The frequency of drinking was inversely related to obesity in this sample. Respondents consuming alcohol more frequently were less likely to be obese. In a recent study of primary care patients attending community clinics, we [13] found a significantly lower odds of obesity among those who consumed alcohol three or more days per month as compared to non-drinkers (Adjusted OR = 0.49, p = 0.037). Tolstrup et al [23] studied both the quantity and frequency of drinking in a Dannish population. The odds of obesity were lower among frequent drinkers, consuming alcohol seven days a week, as compared to those drinking less frequently. Similarly, Breslow and Smothers [14] also found the lowest BMI among persons who drank small quantities regularly. The effect was primarily observed among females. In our study the association was similar among males and females. The consistency of the inverse relationship observed between obesity and frequency of drinking suggest that the beneficial effect of drinking on obesity is present when the alcohol is consumed in moderate amounts on a regular basis.

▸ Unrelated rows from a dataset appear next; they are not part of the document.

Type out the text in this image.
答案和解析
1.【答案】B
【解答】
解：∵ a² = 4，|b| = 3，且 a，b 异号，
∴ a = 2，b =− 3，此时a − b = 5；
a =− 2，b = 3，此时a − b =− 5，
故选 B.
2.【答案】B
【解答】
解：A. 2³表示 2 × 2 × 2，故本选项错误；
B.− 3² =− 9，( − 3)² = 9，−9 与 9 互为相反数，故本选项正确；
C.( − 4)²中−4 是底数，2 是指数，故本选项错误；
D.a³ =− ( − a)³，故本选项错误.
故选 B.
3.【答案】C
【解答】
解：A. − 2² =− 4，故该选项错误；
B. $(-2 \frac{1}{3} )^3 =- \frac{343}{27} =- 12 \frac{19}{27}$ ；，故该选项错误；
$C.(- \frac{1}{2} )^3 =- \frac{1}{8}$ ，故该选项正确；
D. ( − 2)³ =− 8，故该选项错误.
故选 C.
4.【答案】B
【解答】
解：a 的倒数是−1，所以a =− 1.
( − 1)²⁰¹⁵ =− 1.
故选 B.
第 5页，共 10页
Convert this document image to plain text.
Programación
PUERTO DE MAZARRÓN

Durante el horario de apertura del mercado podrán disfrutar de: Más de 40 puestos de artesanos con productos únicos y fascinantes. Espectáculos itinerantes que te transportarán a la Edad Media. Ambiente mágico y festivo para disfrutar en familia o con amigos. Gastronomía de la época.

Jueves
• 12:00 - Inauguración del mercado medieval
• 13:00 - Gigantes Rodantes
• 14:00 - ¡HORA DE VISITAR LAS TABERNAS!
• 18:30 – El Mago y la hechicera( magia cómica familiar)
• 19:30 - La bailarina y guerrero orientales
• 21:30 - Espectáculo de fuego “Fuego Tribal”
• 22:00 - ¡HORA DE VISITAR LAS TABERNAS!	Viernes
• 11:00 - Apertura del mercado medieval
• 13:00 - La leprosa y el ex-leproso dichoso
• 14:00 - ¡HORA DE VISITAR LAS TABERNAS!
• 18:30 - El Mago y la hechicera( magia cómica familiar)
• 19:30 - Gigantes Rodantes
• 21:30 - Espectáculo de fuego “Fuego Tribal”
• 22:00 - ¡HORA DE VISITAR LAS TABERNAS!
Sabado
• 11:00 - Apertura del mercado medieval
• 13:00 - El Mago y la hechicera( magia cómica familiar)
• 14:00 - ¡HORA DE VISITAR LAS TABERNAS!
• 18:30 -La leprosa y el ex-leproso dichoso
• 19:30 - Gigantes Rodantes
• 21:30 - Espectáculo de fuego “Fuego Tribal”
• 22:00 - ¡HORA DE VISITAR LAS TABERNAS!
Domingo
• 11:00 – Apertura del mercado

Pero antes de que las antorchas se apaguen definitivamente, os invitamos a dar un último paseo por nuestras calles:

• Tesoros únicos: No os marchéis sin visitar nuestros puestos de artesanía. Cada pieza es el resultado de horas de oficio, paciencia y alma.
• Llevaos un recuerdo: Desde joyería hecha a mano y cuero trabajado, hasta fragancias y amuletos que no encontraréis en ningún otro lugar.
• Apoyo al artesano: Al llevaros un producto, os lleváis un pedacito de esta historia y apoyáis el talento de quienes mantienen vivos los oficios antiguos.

We also explored association between overweight/obesity and average volume of drinking per week. Those drinking less than five drinks per week had lower odds of obesity. It has been argued that the association between BMI and alcohol consumption is obscured when average volume is used as a measure of alcohol consumption [14]. However, our results were consistent with the results obtained using other measures of alcohol consumption in the study.


The beneficial effect of moderate use of alcohol beverages on diabetes and other chronic diseases has been well established [2427]. However, prospective epidemiological studies are needed to confirm if the same beneficial effects can be extended to the obesity. Actively promoting moderate use of alcohol as a strategy to combat obesity would be inappropriate at this early stage of our understanding about the underlying mechanisms that link alcohol use with weight control. Furthermore, it should be noted that the data give no evidence to advise non-drinkers to start drinking alcohol just for reducing body weight. However, the evidence reported here argues against a strategy of promoting complete abstention at-least among those who regularly consume alcohol.